Markus: Ja und vielleicht gleich mal als Empfehlung für unsere Leserinnen und Leser da draußen, also unbedingt Empfehlung, sich dieses Buch anzuschaffen, weil man wirklich überall immer wieder ganz viele spannende Aspekte entdeckt, manchmal größere, manchmal kleinere, die aber immer so Aha-Effekte sind, wo man einfach beginnt, diese Bierkultur wirklich zu verstehen und zu begreifen. Und wo ich sagen muss, ich habe ja selber auch schon viel da drüber gemacht und publiziert, aber es ist ganz viel dabei, wo ich auch wieder gemerkt habe, wenn ich von meinen diversen Büchern mal wieder ein Update schreibe, dann muss ich da teilweise entscheidende Stellen ändern und das ist wirklich auch großartig. Also auch an dieser Stelle mal Dankeschön für diese ganze Arbeit. Es gibt so ein paar Punkte, über die ich gern im Detail noch sprechen würde, aber vielleicht mal vorneweg, weil du es grade gesagt hat, was waren denn dann so die Aha-Effekte beim Thema Malz für dich, wo du gesagt hast, das überrascht mich jetzt oder das sind für mich so Punkte, die habe ich für mich jetzt bei dieser Arbeit neu entdeckt?
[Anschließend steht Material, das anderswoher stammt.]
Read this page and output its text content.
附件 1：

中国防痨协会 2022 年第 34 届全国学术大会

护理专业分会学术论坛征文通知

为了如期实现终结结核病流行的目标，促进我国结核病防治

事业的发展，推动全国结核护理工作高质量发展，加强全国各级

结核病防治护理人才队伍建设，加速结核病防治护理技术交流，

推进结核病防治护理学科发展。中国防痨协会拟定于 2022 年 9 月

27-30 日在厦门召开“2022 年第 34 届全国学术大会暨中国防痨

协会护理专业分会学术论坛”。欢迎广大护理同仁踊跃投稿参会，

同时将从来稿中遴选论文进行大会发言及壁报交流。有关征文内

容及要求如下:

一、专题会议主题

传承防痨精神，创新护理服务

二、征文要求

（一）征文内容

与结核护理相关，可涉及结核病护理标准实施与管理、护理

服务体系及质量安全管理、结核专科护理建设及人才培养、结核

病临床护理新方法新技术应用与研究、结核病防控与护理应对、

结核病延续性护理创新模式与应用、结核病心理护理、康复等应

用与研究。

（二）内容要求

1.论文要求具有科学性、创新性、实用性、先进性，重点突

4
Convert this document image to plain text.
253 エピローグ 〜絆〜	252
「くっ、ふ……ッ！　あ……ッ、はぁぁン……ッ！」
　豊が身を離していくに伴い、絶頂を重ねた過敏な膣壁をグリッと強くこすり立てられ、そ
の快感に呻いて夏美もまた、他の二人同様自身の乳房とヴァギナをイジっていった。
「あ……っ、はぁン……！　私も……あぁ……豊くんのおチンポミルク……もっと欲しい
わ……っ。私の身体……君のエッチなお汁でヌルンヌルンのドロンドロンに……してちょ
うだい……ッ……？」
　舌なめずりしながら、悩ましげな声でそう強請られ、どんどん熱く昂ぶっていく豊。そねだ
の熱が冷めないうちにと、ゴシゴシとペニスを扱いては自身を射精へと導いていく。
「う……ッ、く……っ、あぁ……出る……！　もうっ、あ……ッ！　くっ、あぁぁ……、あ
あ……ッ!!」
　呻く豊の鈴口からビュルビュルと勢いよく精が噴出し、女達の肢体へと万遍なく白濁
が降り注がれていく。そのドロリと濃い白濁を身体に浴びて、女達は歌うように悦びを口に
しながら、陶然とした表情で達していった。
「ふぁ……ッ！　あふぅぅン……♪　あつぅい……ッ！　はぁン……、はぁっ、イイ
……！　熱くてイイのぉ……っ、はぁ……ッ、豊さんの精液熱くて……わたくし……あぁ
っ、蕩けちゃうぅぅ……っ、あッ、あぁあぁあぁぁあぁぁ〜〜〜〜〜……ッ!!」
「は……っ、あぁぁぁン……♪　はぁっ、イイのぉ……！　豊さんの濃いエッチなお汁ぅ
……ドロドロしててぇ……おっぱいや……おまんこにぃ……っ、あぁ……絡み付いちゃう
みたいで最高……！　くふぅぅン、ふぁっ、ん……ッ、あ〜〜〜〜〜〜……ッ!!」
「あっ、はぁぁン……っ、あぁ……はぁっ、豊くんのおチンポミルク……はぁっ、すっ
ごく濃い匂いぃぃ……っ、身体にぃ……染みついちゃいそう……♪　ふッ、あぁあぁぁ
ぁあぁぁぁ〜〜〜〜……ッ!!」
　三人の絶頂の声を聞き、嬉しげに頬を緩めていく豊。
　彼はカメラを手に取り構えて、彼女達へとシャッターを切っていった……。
Andreas: Ich habe mich im Zuge dessen natürlich auch damit beschäftigt, was ist denn so der Status Quo beim Mälzen oder der Stand der Technik. Und habe bemerkt, also grade beim Einweichen hat sich da wohl sehr viel getan, also das Verständnis, wie man die Gerste einweicht, ist heutzutage eine vollkommen andere als damals. Also ich bin jetzt kein Experte, aber man kann es im Wesentliche so beschreiben, heutzutage wird die Gerste halt so eine gewisse Zeit eingeweicht und hat dann so eine, ich glaube, es heißt Luftrast, wo sie einfach quasi Zeit hat zum Atmen und wird wieder eingeweicht, das wird ein paarmal wiederholt. Und das ist zum Beispiel etwas, also das wurde damals überhaupt nicht betrieben, das habe ich in keiner Quelle gefunden. Da wurde für wirklich lange Zeit in einem Tuch eingeweicht, je nach, ich sage mal, Temperatur, Wetter, Zustand der spezifischen Gerste, kürzer oder länger, es wurde definitiv das Wasser regelmäßig gewechselt. Aber so diese Luftrasten waren wohl vollkommen unbekannt. Das Einzige, was teilweise gemacht wurde, war eine Nachweiche, also wo man einfach nach einem langen Weichen der Gerste selbst noch etwas Luft gegeben hat, bevor sie dann tatsächlich auf die Tenne zum wachsen gekommen ist. Teilweise ist das aber auch inspiriert oder angelehnt an die damaligen englischen Praktiken, also das mit der Nachweiche. Und der Grund für die englische Praktik ist die, dass damals das Ganze oder das Malz versteuert wurde auf Basis von der Menge der Gerste nach der Weiche. Also die muss dafür, glaube ich, 26 Stunden, das ist ja eine sehr spezifische Zeit, musste die auf der Nachweiche sein, damit da ein Zollbeamter vorbeikommen konnte und das nachmessen. Und das war dann einfach so Standardpraxis in England und so manche Mälzer und Brauer in Deutschland habe das übernommen oder haben das zumindest als eine Möglichkeit dokumentiert. Also es ist, ich glaube, in der Spatenbrauerei war das zeitweise eine Praxis, die da, ich sage mal, sehr offensichtlich aus England inspiriert war.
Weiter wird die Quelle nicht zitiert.